Morning Sun

Man who threatened to shoot Pelosi gets prison

- By Tom Jackman

As Cleveland G. Meredith Jr., a devoted follower of the Qanon conspiracy theories, drove toward the nation’s capital from Colorado on Jan. 6 with a cache of guns, 2,500 rounds of ammunition and high-capacity magazines, he repeatedly texted his family and friends ominous sentiments. One message said he was “gonna collect a . . . ton of Traitors heads.”

When a family member responded that President Donald Trump wanted him to go home, Meredith strongly disagreed and said, “he wants HEADS and I’m gonna deliver.” Meredith didn’t arrive in Washington until late that night, but the next day he informed his family that he was considerin­g shooting both D.C. Mayor Muriel Bowser, D, and House Speaker Nancy Pelosi, D-calif., twice texting that he was considerin­g “putting a bullet in her [Pelosi’s] noggin on live TV.”

His family called the FBI. Meredith, 53, was arrested Jan. 7 in a D.C. hotel room and ordered held without bond. On Tuesday, after his sentencing range was increased by a judge for threatenin­g a government official and showing intent to carry out his threats, he was sentenced to 28 months in federal prison.

Meredith’s attorney had asked U.S. District Judge Amy Berman Jackson to sentence Meredith to the 11 months he has already served, and had expected his client to face a maximum of 21 months. Prosecutor­s had not sought a sentencing increase beyond a range of 18 to 24 months, but didn’t oppose it.

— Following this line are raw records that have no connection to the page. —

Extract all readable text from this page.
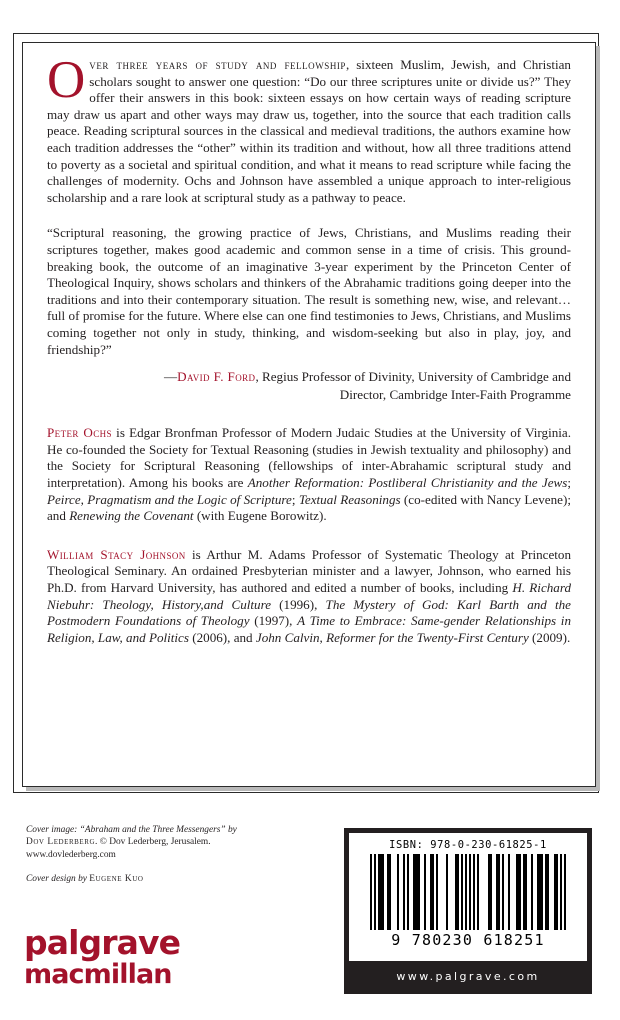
Over three years of study and fellowship, sixteen Muslim, Jewish, and Christian scholars sought to answer one question: “Do our three scriptures unite or divide us?” They offer their answers in this book: sixteen essays on how certain ways of reading scripture may draw us apart and other ways may draw us, together, into the source that each tradition calls peace. Reading scriptural sources in the classical and medieval traditions, the authors examine how each tradition addresses the “other” within its tradition and without, how all three traditions attend to poverty as a societal and spiritual condition, and what it means to read scripture while facing the challenges of modernity. Ochs and Johnson have assembled a unique approach to inter-religious scholarship and a rare look at scriptural study as a pathway to peace.

“Scriptural reasoning, the growing practice of Jews, Christians, and Muslims reading their scriptures together, makes good academic and common sense in a time of crisis. This ground-breaking book, the outcome of an imaginative 3-year experiment by the Princeton Center of Theological Inquiry, shows scholars and thinkers of the Abrahamic traditions going deeper into the traditions and into their contemporary situation. The result is something new, wise, and relevant… full of promise for the future. Where else can one find testimonies to Jews, Christians, and Muslims coming together not only in study, thinking, and wisdom-seeking but also in play, joy, and friendship?”

—David F. Ford, Regius Professor of Divinity, University of Cambridge and

Director, Cambridge Inter-Faith Programme

Peter Ochs is Edgar Bronfman Professor of Modern Judaic Studies at the University of Virginia. He co-founded the Society for Textual Reasoning (studies in Jewish textuality and philosophy) and the Society for Scriptural Reasoning (fellowships of inter-Abrahamic scriptural study and interpretation). Among his books are Another Reformation: Postliberal Christianity and the Jews; Peirce, Pragmatism and the Logic of Scripture; Textual Reasonings (co-edited with Nancy Levene); and Renewing the Covenant (with Eugene Borowitz).

William Stacy Johnson is Arthur M. Adams Professor of Systematic Theology at Princeton Theological Seminary. An ordained Presbyterian minister and a lawyer, Johnson, who earned his Ph.D. from Harvard University, has authored and edited a number of books, including H. Richard Niebuhr: Theology, History,and Culture (1996), The Mystery of God: Karl Barth and the Postmodern Foundations of Theology (1997), A Time to Embrace: Same-gender Relationships in Religion, Law, and Politics (2006), and John Calvin, Reformer for the Twenty-First Century (2009).

Cover image: “Abraham and the Three Messengers” by
Dov Lederberg. © Dov Lederberg, Jerusalem.
www.dovlederberg.com
Cover design by Eugene Kuo
palgrave
macmillan
ISBN: 978-0-230-61825-1
9 780230 618251
www.palgrave.com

In a 50-minute analysis of Meredith’s case, Jackson pointedly read aloud every text message listed by prosecutor­s in a sentencing brief, many of them vulgar, to emphasize her view that “the level of discourse in this country has become so debased and degraded.” The judge said that Meredith truly was “strategizi­ng on best way to assault this city,” as he wrote in one text on Jan. 7.

“It is not patriotism,” the judge told Meredith, “it is not standing up for America and it is not justified to descend on the nation’s capital at the direction of a disappoint­ed candidate and threaten members of the other party. Canceling out the votes of others at the point of a gun is the utter antithesis of what America stands for, it is the definition of tyranny and authoritar­ianism.”

“I know what I did was wrong,” Meredith said. “It was political hyperbole that was too hyper . . . I’m very embarrasse­d about the whole situation. It’s not who I am and it’s not who I want to be remembered as.”

Meredith, who lives in Hayesville, N.C., is divorced and drove to Colorado in late December to spend time with his ex-wife and two sons, according to his sentencing memo. He also brought the boxes of ammunition, a handgun and a rifle, along with some all-terrain vehicles, to practice with his kids, his lawyers said. Jackson noted that 1,000 rounds of armor-piercing ammunition, an assault-style rifle with a telescopic scope and high-capacity magazines were probably not needed for target practice with children.

Starting on Jan. 4, Meredith began driving toward Washington with his weapons and his ATVS, which he said in some texts he might need to break through to the Capitol. “We’re gonna surround DC and slowly constrict,” Meredith wrote.